Navigating Failures in Pods With Devices
Summary: Navigating Failures in Pods With Devices
This article examines the unique challenges Kubernetes faces in managing specialized hardware (e.g., GPUs, accelerators) within AI/ML workloads, and explores current pain points, DIY solutions, and the future roadmap for more robust device failure handling.
Why AI/ML Workloads Are Different
- Heavy Dependence on Specialized Hardware: AI/ML jobs require devices like GPUs, with hardware failures causing significant disruptions.
- Complex Scheduling: Tasks may consume entire machines or need coordinated scheduling across nodes due to device interconnects.
- High Running Costs: Specialized nodes are expensive; idle time is wasteful.
- Non-Traditional Failure Models: Standard Kubernetes assumptions (like treating nodes as fungible, or pods as easily replaceable) don’t apply well; failures can trigger large-scale restarts or job aborts.

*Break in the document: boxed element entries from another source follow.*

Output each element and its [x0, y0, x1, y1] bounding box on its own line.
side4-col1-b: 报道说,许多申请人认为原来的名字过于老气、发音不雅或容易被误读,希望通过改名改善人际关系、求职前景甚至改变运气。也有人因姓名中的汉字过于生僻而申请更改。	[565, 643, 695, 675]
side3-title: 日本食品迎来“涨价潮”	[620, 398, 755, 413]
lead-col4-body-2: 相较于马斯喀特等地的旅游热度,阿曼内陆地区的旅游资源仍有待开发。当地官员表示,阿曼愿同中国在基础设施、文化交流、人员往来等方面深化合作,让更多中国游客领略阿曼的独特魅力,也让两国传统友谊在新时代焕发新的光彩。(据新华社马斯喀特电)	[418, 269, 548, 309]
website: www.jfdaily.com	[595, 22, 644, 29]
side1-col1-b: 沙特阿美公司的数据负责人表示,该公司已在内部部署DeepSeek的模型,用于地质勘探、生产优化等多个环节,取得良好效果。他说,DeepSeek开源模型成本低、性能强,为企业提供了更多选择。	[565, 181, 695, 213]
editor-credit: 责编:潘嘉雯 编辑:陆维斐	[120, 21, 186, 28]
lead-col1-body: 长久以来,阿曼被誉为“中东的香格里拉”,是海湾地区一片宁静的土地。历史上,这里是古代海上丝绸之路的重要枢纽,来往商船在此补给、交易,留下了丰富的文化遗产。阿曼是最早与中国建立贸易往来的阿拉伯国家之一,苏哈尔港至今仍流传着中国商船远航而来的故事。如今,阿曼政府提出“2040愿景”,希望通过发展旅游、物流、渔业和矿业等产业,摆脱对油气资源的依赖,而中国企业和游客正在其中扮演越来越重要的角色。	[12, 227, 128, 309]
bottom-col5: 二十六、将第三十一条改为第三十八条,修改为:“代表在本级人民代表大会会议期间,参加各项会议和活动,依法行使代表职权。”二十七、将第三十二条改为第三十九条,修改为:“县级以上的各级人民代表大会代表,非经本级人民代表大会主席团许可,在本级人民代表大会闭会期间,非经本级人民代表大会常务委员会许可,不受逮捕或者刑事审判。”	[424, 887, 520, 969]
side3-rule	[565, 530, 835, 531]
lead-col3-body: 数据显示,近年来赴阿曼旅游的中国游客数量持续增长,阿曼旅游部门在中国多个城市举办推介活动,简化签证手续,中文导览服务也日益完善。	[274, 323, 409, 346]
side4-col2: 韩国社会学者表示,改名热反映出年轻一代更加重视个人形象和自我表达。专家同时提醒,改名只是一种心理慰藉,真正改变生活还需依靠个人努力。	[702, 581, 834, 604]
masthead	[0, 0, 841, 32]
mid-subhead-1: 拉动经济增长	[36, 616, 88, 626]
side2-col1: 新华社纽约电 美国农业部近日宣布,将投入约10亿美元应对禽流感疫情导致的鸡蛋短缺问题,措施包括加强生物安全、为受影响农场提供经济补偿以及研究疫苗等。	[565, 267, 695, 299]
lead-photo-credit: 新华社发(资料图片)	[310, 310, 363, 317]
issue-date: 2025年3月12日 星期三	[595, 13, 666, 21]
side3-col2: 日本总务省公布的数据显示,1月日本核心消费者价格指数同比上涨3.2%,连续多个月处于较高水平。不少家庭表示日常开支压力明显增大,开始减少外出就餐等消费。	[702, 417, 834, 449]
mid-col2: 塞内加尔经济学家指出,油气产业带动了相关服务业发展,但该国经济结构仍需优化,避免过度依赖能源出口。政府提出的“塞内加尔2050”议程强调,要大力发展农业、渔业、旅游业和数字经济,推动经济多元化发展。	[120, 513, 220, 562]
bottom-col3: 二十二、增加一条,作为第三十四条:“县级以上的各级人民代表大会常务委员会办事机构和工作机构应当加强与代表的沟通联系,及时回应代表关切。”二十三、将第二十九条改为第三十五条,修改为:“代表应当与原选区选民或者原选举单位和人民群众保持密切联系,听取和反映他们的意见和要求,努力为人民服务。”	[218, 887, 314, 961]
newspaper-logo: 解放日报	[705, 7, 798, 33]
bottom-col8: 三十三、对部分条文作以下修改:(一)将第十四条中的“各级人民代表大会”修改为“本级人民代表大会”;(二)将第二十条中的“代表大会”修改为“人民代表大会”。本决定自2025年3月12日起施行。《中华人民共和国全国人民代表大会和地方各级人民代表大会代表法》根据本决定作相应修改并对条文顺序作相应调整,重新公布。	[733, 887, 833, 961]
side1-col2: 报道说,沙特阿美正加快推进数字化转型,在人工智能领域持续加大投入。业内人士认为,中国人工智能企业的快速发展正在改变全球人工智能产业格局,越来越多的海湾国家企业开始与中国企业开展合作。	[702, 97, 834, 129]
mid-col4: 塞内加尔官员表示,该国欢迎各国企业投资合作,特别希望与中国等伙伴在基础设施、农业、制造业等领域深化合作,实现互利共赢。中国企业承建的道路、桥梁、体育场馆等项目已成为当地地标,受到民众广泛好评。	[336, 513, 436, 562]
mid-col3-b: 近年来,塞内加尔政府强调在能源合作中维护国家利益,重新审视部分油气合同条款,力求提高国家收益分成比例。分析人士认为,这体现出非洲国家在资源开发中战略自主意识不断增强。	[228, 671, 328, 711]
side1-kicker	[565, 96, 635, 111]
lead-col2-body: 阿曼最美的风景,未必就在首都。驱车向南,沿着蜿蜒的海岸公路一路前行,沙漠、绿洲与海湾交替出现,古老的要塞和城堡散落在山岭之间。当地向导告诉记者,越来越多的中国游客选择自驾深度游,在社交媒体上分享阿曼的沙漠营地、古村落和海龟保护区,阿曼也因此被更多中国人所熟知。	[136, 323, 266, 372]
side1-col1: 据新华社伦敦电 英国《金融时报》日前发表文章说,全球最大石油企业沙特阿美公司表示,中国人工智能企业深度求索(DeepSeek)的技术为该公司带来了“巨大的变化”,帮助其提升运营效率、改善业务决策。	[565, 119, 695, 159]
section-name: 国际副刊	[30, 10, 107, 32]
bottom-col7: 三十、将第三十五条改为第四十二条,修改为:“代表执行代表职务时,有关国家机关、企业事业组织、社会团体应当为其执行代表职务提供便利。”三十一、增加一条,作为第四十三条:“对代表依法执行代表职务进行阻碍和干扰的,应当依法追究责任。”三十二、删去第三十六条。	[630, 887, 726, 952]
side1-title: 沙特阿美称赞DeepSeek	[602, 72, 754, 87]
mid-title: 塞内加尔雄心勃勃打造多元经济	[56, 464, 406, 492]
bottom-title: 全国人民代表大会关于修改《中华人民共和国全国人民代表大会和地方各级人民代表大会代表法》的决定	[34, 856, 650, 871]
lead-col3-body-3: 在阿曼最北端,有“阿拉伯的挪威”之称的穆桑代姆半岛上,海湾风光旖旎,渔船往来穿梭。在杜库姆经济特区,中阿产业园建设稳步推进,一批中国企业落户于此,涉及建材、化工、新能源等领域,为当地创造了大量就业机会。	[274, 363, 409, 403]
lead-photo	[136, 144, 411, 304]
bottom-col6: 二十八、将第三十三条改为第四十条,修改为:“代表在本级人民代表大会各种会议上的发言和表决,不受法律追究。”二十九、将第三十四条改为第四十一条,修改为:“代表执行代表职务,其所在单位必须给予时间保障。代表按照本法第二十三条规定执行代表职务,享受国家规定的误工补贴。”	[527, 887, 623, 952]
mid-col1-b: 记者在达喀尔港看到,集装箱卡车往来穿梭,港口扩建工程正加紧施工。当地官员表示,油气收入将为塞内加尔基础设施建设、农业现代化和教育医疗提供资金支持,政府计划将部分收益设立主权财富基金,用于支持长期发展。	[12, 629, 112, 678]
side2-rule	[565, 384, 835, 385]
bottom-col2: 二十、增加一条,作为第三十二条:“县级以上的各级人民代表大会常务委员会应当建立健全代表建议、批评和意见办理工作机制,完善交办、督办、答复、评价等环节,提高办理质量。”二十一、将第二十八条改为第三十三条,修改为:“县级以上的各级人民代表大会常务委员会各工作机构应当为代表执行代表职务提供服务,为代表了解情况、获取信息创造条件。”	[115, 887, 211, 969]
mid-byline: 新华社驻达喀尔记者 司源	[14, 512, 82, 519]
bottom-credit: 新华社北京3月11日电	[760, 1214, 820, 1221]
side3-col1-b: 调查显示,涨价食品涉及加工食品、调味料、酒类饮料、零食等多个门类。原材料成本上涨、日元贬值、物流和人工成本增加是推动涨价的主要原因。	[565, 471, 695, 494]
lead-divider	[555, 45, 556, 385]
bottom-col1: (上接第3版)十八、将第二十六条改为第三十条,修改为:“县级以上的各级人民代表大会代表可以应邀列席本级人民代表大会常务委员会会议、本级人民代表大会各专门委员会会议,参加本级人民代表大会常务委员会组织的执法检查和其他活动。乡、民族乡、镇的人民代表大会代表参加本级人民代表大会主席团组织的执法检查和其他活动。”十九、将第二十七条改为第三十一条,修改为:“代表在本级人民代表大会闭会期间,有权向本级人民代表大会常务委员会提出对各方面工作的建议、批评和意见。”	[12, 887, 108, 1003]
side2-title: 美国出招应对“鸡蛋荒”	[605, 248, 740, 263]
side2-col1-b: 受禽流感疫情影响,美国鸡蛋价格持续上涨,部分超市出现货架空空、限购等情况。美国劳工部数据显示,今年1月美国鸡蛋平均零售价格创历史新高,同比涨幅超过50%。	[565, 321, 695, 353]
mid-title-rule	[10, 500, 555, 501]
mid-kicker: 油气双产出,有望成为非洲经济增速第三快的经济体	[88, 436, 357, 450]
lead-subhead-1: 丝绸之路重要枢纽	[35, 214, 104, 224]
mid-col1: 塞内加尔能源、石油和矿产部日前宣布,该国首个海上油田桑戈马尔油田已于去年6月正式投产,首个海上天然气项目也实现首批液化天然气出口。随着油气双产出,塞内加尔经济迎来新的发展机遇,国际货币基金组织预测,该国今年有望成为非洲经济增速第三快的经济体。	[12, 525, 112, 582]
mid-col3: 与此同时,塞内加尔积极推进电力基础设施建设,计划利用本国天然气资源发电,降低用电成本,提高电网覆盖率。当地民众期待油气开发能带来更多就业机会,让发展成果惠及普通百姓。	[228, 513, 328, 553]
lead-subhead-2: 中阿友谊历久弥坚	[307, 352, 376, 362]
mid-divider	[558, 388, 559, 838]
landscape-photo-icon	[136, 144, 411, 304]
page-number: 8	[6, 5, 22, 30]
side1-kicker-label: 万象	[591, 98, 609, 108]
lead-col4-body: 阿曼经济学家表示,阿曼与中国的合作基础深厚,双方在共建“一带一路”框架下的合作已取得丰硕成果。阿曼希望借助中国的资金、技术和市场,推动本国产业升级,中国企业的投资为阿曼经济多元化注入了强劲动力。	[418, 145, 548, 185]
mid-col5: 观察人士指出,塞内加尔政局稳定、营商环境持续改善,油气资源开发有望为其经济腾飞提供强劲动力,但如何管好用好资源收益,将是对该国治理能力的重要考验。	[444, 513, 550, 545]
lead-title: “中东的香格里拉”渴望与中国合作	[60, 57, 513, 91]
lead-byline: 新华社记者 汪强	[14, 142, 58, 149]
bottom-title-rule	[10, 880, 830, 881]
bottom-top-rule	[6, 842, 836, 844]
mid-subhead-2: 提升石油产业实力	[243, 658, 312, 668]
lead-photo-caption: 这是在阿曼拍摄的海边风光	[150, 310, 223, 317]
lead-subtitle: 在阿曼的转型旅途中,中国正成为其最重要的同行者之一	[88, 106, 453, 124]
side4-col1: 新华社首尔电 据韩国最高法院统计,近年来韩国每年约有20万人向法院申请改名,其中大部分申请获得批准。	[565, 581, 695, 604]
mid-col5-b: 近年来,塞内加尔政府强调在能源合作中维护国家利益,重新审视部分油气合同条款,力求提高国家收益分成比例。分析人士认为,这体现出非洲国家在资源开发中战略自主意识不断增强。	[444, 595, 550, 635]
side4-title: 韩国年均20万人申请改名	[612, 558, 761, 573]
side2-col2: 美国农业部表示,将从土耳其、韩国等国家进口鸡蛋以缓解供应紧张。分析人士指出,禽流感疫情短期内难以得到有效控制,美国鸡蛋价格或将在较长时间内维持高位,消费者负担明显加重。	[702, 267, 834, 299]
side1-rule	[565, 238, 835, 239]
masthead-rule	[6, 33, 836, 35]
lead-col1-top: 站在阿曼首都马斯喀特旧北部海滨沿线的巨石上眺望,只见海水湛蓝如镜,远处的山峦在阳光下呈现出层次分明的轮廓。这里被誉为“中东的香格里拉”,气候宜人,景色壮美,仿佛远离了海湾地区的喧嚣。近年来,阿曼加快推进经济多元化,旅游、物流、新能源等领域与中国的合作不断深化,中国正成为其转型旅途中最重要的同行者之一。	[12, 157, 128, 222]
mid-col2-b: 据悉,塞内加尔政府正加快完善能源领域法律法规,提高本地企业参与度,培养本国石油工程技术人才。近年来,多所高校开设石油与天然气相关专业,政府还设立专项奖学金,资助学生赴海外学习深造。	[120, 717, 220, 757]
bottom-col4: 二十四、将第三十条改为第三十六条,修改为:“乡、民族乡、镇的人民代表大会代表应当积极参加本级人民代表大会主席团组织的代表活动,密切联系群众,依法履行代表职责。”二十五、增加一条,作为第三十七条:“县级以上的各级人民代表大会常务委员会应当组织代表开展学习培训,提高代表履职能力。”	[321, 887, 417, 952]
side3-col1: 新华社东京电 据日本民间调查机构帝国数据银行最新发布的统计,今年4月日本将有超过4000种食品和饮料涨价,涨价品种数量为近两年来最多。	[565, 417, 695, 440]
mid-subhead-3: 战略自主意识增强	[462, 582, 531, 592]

Major Failure Modes in Kubernetes With Devices
-
Kubernetes Infrastructure Failures
- Multiple actors (device plugin, kubelet, scheduler) must work together; failures can occur at any stage.
- Issues include pods failing admission, poor scheduling, or pods unable to run despite healthy hardware.
- Best Practices: Early restarts, close monitoring, canary deployments, use of verified device plugins and drivers.
-
Device Failures
- Kubernetes has limited built-in ability to handle device failures—unhealthy devices simply reduce the allocatable count.
- Lacks correlation between device failure and pod/container failure.
- DIY Solutions:
- Node Health Controllers: Restart nodes if device capacity drops, but these can be slow and blunt.
- Pod Failure Policies: Pods exit with special codes for device errors, but support is limited and mostly for batch jobs.
- Custom Pod Watchers: Scripts or controllers watch pod/device status, forcibly delete pods attached to failed devices, prompting rescheduling.
-
Container Code Failures
- Kubernetes can only restart containers or reschedule pods, with limited expressiveness about what counts as failure.
- For large AI/ML jobs: Orchestration wrappers restart failed main executables, aiming to avoid expensive full job restart cycles.
-
Device Degradation
- Not all device issues result in outright failure; degraded performance now occurs more frequently (e.g., one slow GPU dragging down training).
- Detection and remediation are largely DIY; Kubernetes does not yet natively express "degraded" status.
Current Workarounds & Limitations
- Most device-failure strategies are manual or require high privileges.
- Workarounds are often fragile, costly, or disruptive.
- Kubernetes lacks standardized abstractions for device health and device importance at pod or cluster level.
Roadmap: What’s Next for Kubernetes
SIG Node and Kubernetes community are focusing on:
- Improving core reliability: Ensuring kubelet, device manager, and plugins handle failures gracefully.
- Making Failure Signals Visible: Initiatives like KEP 4680 aim to expose device health at pod status level.
- Integration With Pod Failure Policies: Plans to recognize device failures as first-class events for triggering recovery.
- Pod Descheduling: Enabling pods to be rescheduled off failed/unhealthy devices, even with
restartPolicy: Always
. - Better Handling for Large-Scale AI/ML Workloads: More granular recovery, fast in-place restarts, state snapshotting.
- Device Degradation Signals: Early discussions on tracking performance degradation, but no mature standard yet.
Key Takeaway
Kubernetes remains the platform of choice for AI/ML, but device- and hardware-aware failure handling is still evolving. Most robust solutions are still "DIY," but community and upstream investment is underway to standardize and automate recovery and resilience for workloads depending on specialized hardware.